- Some recruiters report a “drastic increase” in stress due to the COVID-19 pandemic, according to Oct. 26 Jobvite survey results. According to the report, which surveyed 800 U.S.-based recruiters and HR professionals, stress levels have increased for 61% of recruiters, and one in five said they increased drastically.
- Recruiting priorities are also shifting; 71% of those surveyed said their recruiting priorities for the next 12 months are different compared to their priorities last year. Overall, the importance of building a talent pipeline and decreasing time-to-hire declined, while quality of hire increased in importance, Jobvite said.
- Recruiters also reported fielding more questions about mental health benefits, flexibility and COVID-19 safety protocols as well as company diversity and inclusion programs.
At the beginning of the pandemic, hiring freezes — a sudden shift from the rush to find candidates in a hot market — forced recruiters to rethink their processes and job duties. Many recruiters told Lever in a survey they were navigating other COVID-related tasks, such as administering paid leave or assisting other departments.

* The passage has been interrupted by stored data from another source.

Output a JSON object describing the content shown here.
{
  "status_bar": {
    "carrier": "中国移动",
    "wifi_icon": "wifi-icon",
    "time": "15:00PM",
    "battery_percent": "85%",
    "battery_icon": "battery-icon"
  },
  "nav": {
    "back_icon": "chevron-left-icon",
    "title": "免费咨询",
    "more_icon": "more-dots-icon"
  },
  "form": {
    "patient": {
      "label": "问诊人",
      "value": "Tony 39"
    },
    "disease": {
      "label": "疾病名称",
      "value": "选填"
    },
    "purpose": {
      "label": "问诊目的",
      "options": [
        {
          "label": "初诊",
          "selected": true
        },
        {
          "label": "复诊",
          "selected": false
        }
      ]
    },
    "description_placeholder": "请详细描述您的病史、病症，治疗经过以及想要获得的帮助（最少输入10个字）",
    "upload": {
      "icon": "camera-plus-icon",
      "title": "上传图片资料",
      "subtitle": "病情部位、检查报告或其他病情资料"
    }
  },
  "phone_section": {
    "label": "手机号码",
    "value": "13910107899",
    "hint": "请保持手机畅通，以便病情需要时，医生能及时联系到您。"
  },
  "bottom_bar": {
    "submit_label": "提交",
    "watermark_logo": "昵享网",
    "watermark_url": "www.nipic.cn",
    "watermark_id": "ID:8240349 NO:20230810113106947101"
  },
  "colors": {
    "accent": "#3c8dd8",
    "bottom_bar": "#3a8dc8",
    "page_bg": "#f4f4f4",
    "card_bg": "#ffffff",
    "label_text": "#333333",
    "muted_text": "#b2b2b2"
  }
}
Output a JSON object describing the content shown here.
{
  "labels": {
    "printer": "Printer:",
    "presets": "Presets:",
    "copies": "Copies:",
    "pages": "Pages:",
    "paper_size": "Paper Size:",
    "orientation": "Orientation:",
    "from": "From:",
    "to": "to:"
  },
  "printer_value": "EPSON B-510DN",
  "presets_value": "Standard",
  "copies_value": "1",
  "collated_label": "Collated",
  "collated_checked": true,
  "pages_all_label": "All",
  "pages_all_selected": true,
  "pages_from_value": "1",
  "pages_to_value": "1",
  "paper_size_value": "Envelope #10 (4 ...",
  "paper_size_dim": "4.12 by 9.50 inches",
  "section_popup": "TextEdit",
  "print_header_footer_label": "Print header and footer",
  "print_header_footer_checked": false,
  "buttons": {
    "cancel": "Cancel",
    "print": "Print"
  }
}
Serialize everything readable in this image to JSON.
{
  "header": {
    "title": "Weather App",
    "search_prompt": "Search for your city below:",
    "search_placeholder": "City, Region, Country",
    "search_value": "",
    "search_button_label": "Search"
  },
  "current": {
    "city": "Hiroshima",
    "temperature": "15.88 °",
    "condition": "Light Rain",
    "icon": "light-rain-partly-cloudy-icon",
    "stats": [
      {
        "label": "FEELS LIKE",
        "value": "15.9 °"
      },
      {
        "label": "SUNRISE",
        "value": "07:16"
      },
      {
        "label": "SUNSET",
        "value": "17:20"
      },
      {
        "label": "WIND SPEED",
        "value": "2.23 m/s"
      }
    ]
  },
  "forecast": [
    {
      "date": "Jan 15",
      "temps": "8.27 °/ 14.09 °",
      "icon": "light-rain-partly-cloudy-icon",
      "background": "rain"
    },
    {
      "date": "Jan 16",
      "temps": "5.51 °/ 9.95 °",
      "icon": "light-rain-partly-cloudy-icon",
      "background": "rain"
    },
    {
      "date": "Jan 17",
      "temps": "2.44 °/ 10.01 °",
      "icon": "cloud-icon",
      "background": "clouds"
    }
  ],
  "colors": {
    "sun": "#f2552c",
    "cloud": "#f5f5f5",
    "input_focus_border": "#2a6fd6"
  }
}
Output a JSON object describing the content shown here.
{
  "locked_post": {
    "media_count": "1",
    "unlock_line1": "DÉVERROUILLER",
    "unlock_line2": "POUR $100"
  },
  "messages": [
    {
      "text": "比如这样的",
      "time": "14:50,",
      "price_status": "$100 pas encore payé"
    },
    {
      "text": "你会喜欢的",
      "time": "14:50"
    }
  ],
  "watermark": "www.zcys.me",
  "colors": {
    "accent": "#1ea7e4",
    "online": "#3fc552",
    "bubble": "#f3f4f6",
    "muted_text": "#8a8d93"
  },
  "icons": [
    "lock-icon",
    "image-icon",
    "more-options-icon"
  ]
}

COVID-19 may have made hiring more efficient, according to an October Criteria report; several aspects of the job may have been made easier, respondents said, including finding high-quality candidates. But the arrival of the pandemic also may have jumpstarted shifts in tech that were already taking place in the industry. Many recruiters had to adapt their processes for remote work, an April Jobvite report said, and nearly half of those surveyed had increased their social posting for recruiting purposes. According to Criteria, the use of video interviews increased by 159% year-over-year.
These changes — including the increased interest in mental health benefits, flexibility and diversity programs — may level the playing field for some job applicants, particularly people with disabilities.
"In many ways, the pandemic showed companies that it's possible to increase accessibility and more importantly, shifted the stigma often tied to working from home," Hannah Olson, founder and CEO of Chronically Capable, previously told HR Dive. "Going forward, there is a real opportunity for businesses across the country to take the lead in rolling out digital-first, remote workplace plans that help mitigate the risk of coronavirus, but also are inclusive of all Americans — including those with disabilities and chronic illnesses."